As for COVID’s impact on the rental market, Petry says multifamily is a resilient asset class and is holding up pretty well so far.

“In general, (it) will be less impacted than what you’ll see in office and retail, consistent with other economic slowdowns,” he says. “Certain geographic markets with high exposure to hospitality and manufacturing jobs will be impacted more than those with high tech. Regardless of geography or asset type, unemployment will certainly put pressure on rent growth and rent collections in most markets, so everybody is monitoring how quickly jobs and incomes are able to rebound. In general, occupancy and rent growth are expected to soften, but the majority of operators think that occupancy and rents will be back to previous levels within 12 months. Time will tell.”

As a result of the healthcare crisis, Petry says the firm is seeing unprecedented surge in product usage. Two-way communications, not marketing blasts/drip, managed through the product has spiked since the start of COVID. Compared to usage levels at the beginning of January 2020, email has increased by 149%, SMS/text has increased by 189% and phone has increased by 50%.

“Further, although in-person apartment visits dropped by 76% from their high point to their low point, the amount of signed leases was virtually flat, even while accounting for customer growth,” Petry says. “This is evidence of both the resilience of the apartment sector, as well as the efficacy of our leasing tools.”

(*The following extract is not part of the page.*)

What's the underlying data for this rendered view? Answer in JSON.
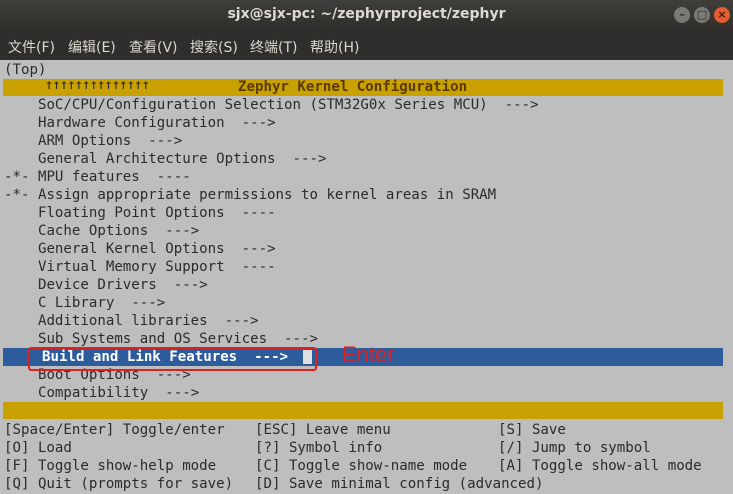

While revenue and team growth has exponentially scaled, Knock recently hired enterprise software executives from Google, Microsoft, Seismic and SAP, among others. The SaaS platform recently hired Eitan Saban (formerly with Seismic and Docusign) as VP of sales, Darren Koch (formerly with SAP, Concur and Hotwire) as chief product officer, and Matt Hillman (formerly with Google and Microsoft) as VP of engineering.

“We have dialed back on our headcount plans for the year, but we are still actively hiring for a few roles,” says Petry.